Egal ob Rehkitz, Katze oder Turmfalke: Ist ein Tier verletzt, nehmen es die Gottbrechts auf. „Wir versorgen sie dann so gut wie möglich und gehen, wenn nötig, auch zum Tierarzt”, sagt Hans Gottbrecht. Mit einer Ausnahme: Ratten. Die muss er tatsächlich bekämpfen, damit sie auf dem Hof nicht Überhand nehmen. Auch Igel nimmt er nur in Notfällen auf.
Suche nach einem passenden Nachfolger
Die Tiere der Gottbrechts sind Menschen gewohnt, sind von Gästen in der Regel nicht gestresst. Regelmäßig besuchen Schulklassen, Kindergärten oder Menschen mit Behinderung den Gnadenhof. Nach Anmeldung sind Besucher willkommen.
Vielleicht ist unter ihnen auch jemand, der den Gnadenhof eines Tages übernehmen möchte. Denn mit seinen 75 Jahren weiß Hans Gottbrecht, dass die Arbeit irgendwann nicht mehr schaffbar ist. Dass der Hof weitergeführt werden soll, ist für ihn selbstverständlich. „Es wäre optimal, wenn wir einen passenden Nachfolger finden.” Der müsse es aber auch gerne machen – Tiere auszunutzen, um mit ihnen Geld zu verdienen, davon halte er nichts. „Was die Tiere uns geben, ist wie Urlaub”, sagt er dagegen.

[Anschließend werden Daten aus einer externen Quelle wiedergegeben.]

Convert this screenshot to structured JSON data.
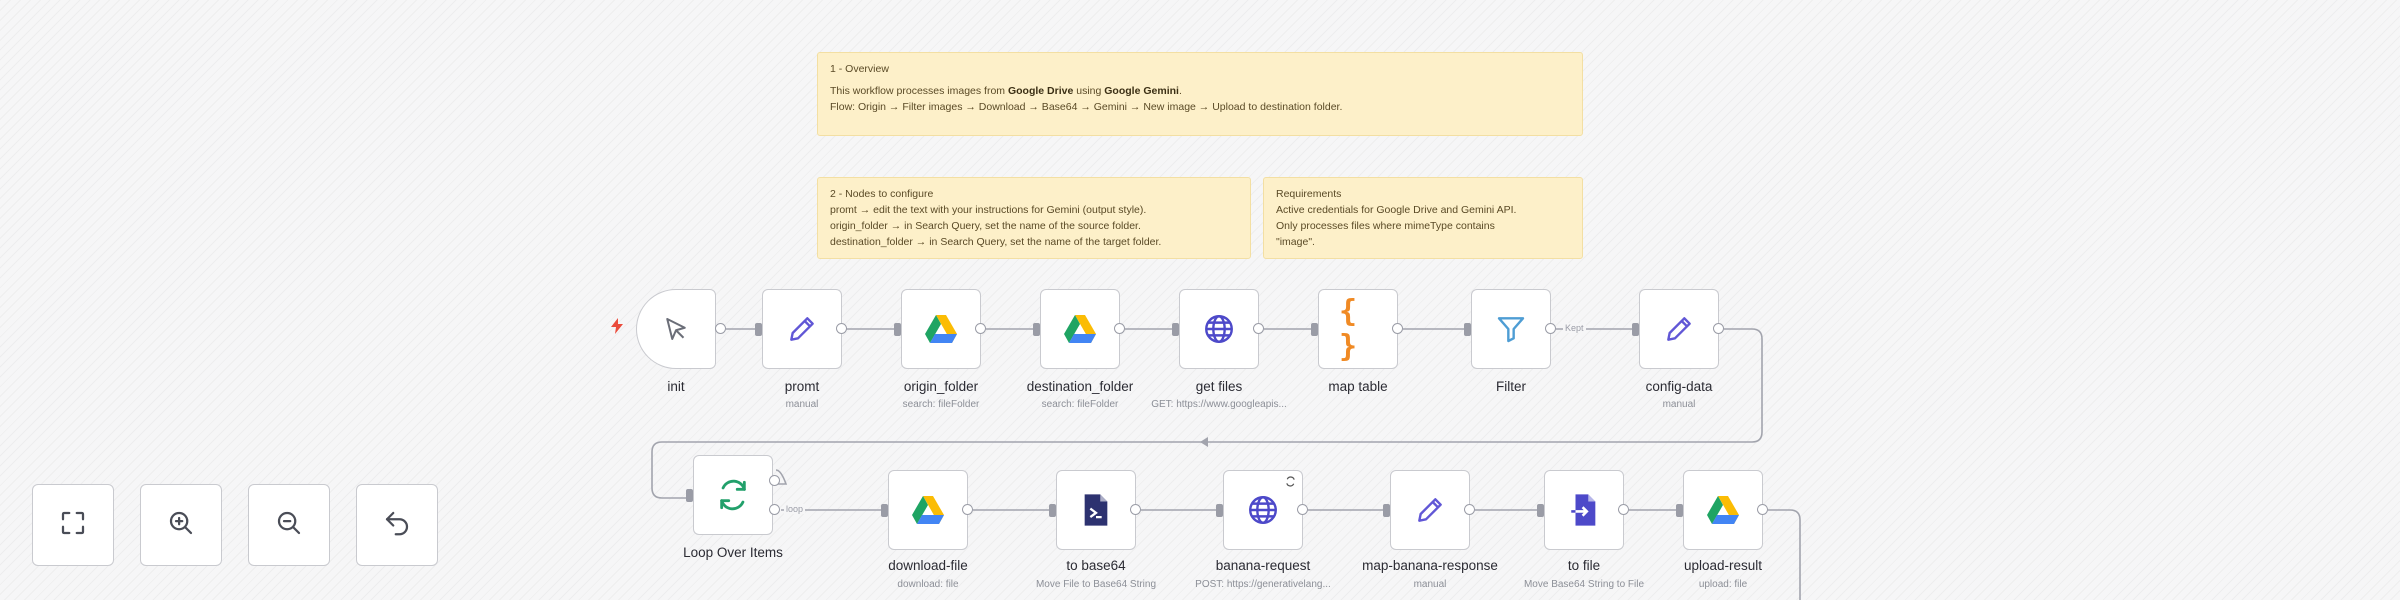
{
  "notes": {
    "overview": {
      "heading": "1 - Overview",
      "line1_pre": "This workflow processes images from ",
      "line1_b1": "Google Drive",
      "line1_mid": " using ",
      "line1_b2": "Google Gemini",
      "line1_end": ".",
      "line2": "Flow: Origin → Filter images → Download → Base64 → Gemini → New image → Upload to destination folder."
    },
    "configure": {
      "heading": "2 - Nodes to configure",
      "lines": [
        "promt → edit the text with your instructions for Gemini (output style).",
        "origin_folder → in Search Query, set the name of the source folder.",
        "destination_folder → in Search Query, set the name of the target folder."
      ]
    },
    "requirements": {
      "heading": "Requirements",
      "lines": [
        "Active credentials for Google Drive and Gemini API.",
        "Only processes files where mimeType contains",
        "\"image\"."
      ]
    }
  },
  "nodes": {
    "init": {
      "label": "init",
      "sub": "",
      "icon": "cursor-icon"
    },
    "promt": {
      "label": "promt",
      "sub": "manual",
      "icon": "pencil-icon"
    },
    "origin_folder": {
      "label": "origin_folder",
      "sub": "search: fileFolder",
      "icon": "google-drive-icon"
    },
    "destination_folder": {
      "label": "destination_folder",
      "sub": "search: fileFolder",
      "icon": "google-drive-icon"
    },
    "get_files": {
      "label": "get files",
      "sub": "GET: https://www.googleapis...",
      "icon": "globe-icon"
    },
    "map_table": {
      "label": "map table",
      "sub": "",
      "icon": "braces-icon"
    },
    "filter": {
      "label": "Filter",
      "sub": "",
      "icon": "filter-icon",
      "edge_label": "Kept"
    },
    "config_data": {
      "label": "config-data",
      "sub": "manual",
      "icon": "pencil-icon"
    },
    "loop": {
      "label": "Loop Over Items",
      "sub": "",
      "icon": "refresh-icon",
      "edge_label": "loop"
    },
    "download_file": {
      "label": "download-file",
      "sub": "download: file",
      "icon": "google-drive-icon"
    },
    "to_base64": {
      "label": "to base64",
      "sub": "Move File to Base64 String",
      "icon": "file-convert-icon"
    },
    "banana_request": {
      "label": "banana-request",
      "sub": "POST: https://generativelang...",
      "icon": "globe-icon"
    },
    "map_banana_response": {
      "label": "map-banana-response",
      "sub": "manual",
      "icon": "pencil-icon"
    },
    "to_file": {
      "label": "to file",
      "sub": "Move Base64 String to File",
      "icon": "file-import-icon"
    },
    "upload_result": {
      "label": "upload-result",
      "sub": "upload: file",
      "icon": "google-drive-icon"
    }
  },
  "controls": {
    "fit": "fit-view-icon",
    "zoom_in": "zoom-in-icon",
    "zoom_out": "zoom-out-icon",
    "reset": "reset-icon"
  },
  "colors": {
    "sticky_bg": "#fdf0c9",
    "pencil": "#6157d6",
    "globe": "#4d49c9",
    "braces": "#f08a24",
    "filter": "#4e9dd4",
    "loop": "#22a06b",
    "trigger_bolt": "#ea4b3c"
  }
}
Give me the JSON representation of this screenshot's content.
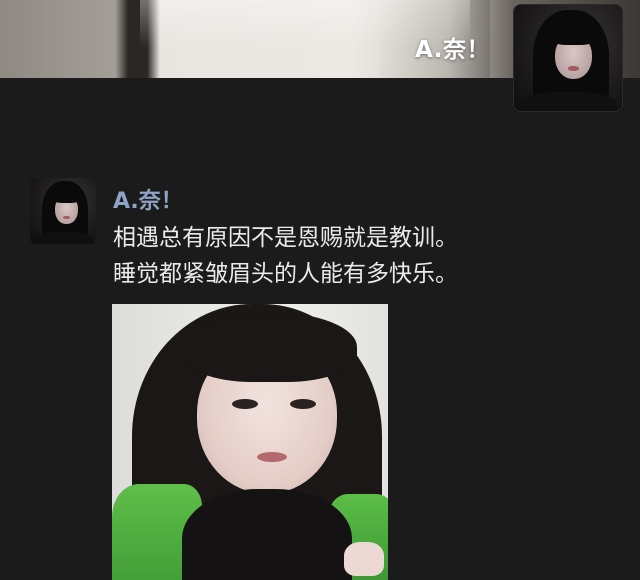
{
  "header": {
    "name": "A.奈！",
    "avatar_icon": "user-avatar-icon",
    "cover_icon": "cover-photo-icon"
  },
  "post": {
    "author": "A.奈！",
    "avatar_icon": "author-avatar-icon",
    "text_lines": [
      "相遇总有原因不是恩赐就是教训。",
      "睡觉都紧皱眉头的人能有多快乐。"
    ],
    "photo_icon": "post-photo-icon"
  },
  "colors": {
    "background": "#1b1b1b",
    "author_name": "#8fa3c7",
    "body_text": "#eaeaea",
    "header_name": "#ffffff"
  }
}
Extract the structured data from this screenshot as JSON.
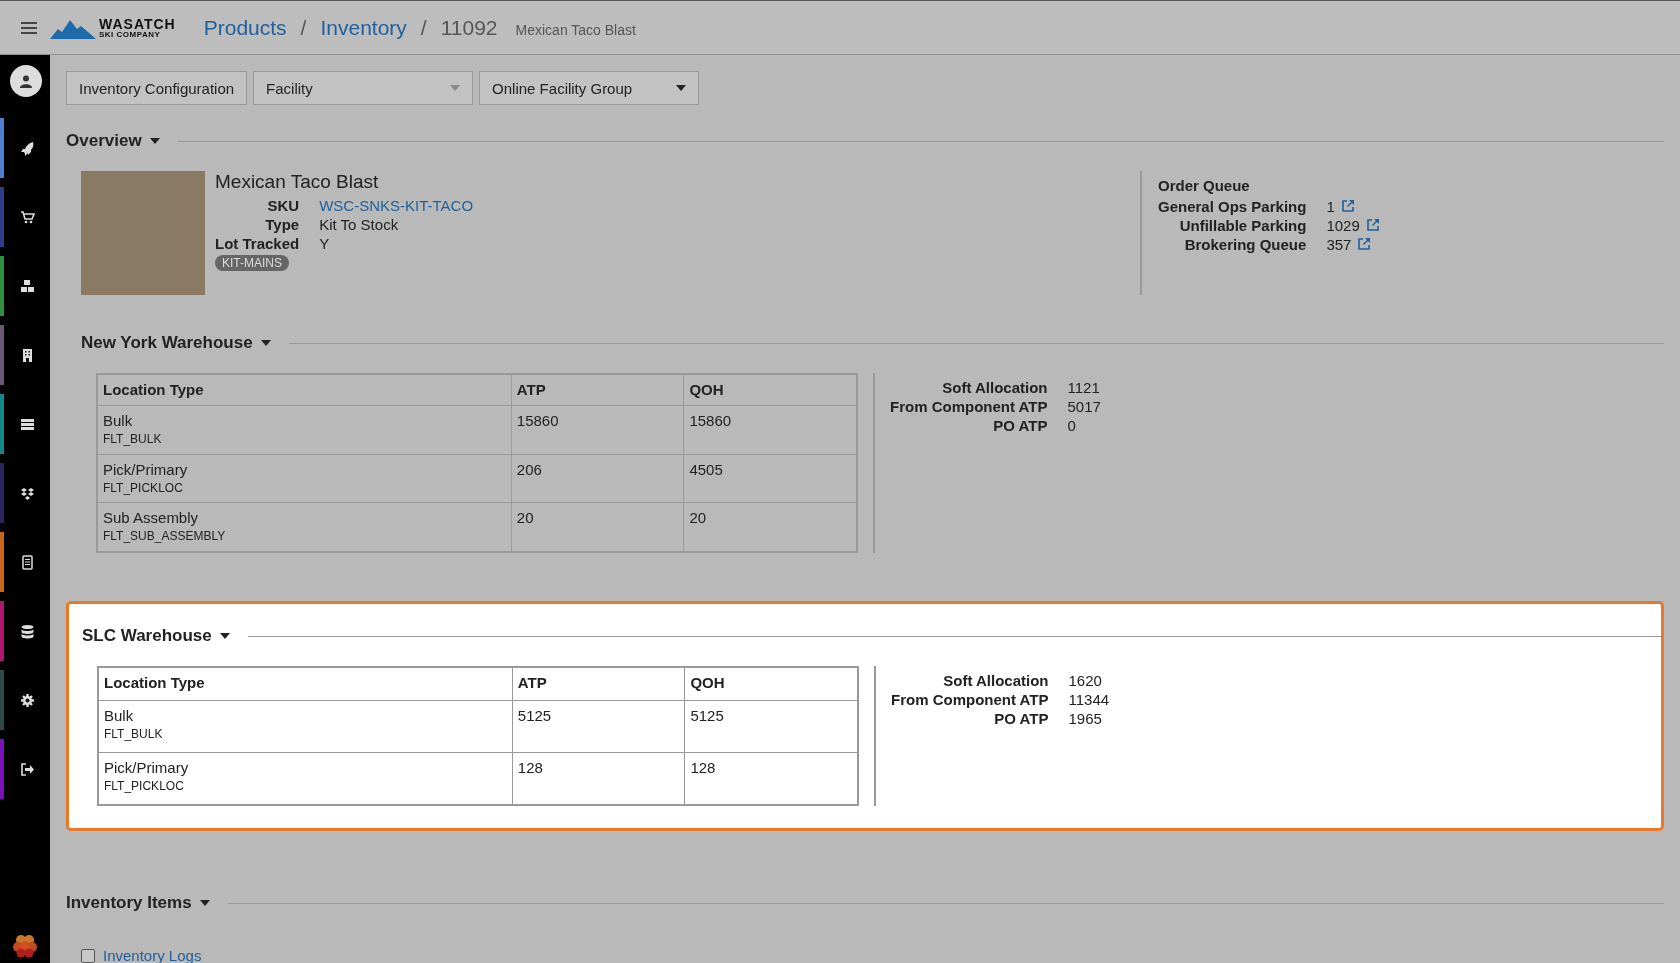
{
  "header": {
    "logo_line1": "WASATCH",
    "logo_line2": "SKI COMPANY",
    "breadcrumbs": [
      {
        "label": "Products",
        "link": true
      },
      {
        "separator": "/",
        "label": "Inventory",
        "link": true
      },
      {
        "separator": "/",
        "label": "11092",
        "link": false
      }
    ],
    "subtitle": "Mexican Taco Blast"
  },
  "sidebar": {
    "items": [
      {
        "color": "#4f7fd0"
      },
      {
        "color": "#2f3d8c"
      },
      {
        "color": "#2f8f3a"
      },
      {
        "color": "#6b5876"
      },
      {
        "color": "#128a8a"
      },
      {
        "color": "#2b275e"
      },
      {
        "color": "#c8661a"
      },
      {
        "color": "#b0166e"
      },
      {
        "color": "#2d4a48"
      },
      {
        "color": "#7a12b8"
      }
    ]
  },
  "toolbar": [
    {
      "kind": "button",
      "label": "Inventory Configuration"
    },
    {
      "kind": "select",
      "label": "Facility",
      "disabled": true
    },
    {
      "kind": "select",
      "label": "Online Facility Group",
      "disabled": false
    }
  ],
  "overview": {
    "title": "Overview",
    "product_name": "Mexican Taco Blast",
    "fields": [
      {
        "label": "SKU",
        "value": "WSC-SNKS-KIT-TACO",
        "link": true
      },
      {
        "label": "Type",
        "value": "Kit To Stock",
        "link": false
      },
      {
        "label": "Lot Tracked",
        "value": "Y",
        "link": false
      }
    ],
    "tag": "KIT-MAINS",
    "order_queue": {
      "title": "Order Queue",
      "rows": [
        {
          "label": "General Ops Parking",
          "value": "1"
        },
        {
          "label": "Unfillable Parking",
          "value": "1029"
        },
        {
          "label": "Brokering Queue",
          "value": "357"
        }
      ]
    }
  },
  "warehouses": [
    {
      "title": "New York Warehouse",
      "highlighted": false,
      "columns": [
        "Location Type",
        "ATP",
        "QOH"
      ],
      "rows": [
        {
          "name": "Bulk",
          "code": "FLT_BULK",
          "atp": "15860",
          "qoh": "15860"
        },
        {
          "name": "Pick/Primary",
          "code": "FLT_PICKLOC",
          "atp": "206",
          "qoh": "4505"
        },
        {
          "name": "Sub Assembly",
          "code": "FLT_SUB_ASSEMBLY",
          "atp": "20",
          "qoh": "20"
        }
      ],
      "stats": [
        {
          "label": "Soft Allocation",
          "value": "1121"
        },
        {
          "label": "From Component ATP",
          "value": "5017"
        },
        {
          "label": "PO ATP",
          "value": "0"
        }
      ]
    },
    {
      "title": "SLC Warehouse",
      "highlighted": true,
      "columns": [
        "Location Type",
        "ATP",
        "QOH"
      ],
      "rows": [
        {
          "name": "Bulk",
          "code": "FLT_BULK",
          "atp": "5125",
          "qoh": "5125"
        },
        {
          "name": "Pick/Primary",
          "code": "FLT_PICKLOC",
          "atp": "128",
          "qoh": "128"
        }
      ],
      "stats": [
        {
          "label": "Soft Allocation",
          "value": "1620"
        },
        {
          "label": "From Component ATP",
          "value": "11344"
        },
        {
          "label": "PO ATP",
          "value": "1965"
        }
      ]
    }
  ],
  "inventory_items": {
    "title": "Inventory Items",
    "logs": {
      "label": "Inventory Logs",
      "checked": false
    }
  }
}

Freilassung bringt Gefahren mit sich
Darum lassen sie ihre Schützlinge immer mit gemischten Gefühlen gehen. „Wenn man ein Tier großzieht und es dann in Freiheit sieht, ist das sehr schön”, betont Hans Gottbrecht. Gleichzeitig müsse es dann alleine zurechtkommen, habe Feinde. „Wenn ein Tier stirbt, ist das traurig.” Die Fehlprägung eines Tieres solle man nicht unterschätzen, das erschwere die Freilassung. Hans Gottbrecht sorgt sich etwa um den kleinen Fuchs, der ihm aus der Hand frisst. Doch den Gottbrechts ist es bereits gelungen, mehrere Füchse erfolgreich auszuwildern, deswegen ist er optimistisch. „Aber wenn ein Tier in der Natur nicht überleben kann, dann bleibt es bei uns.”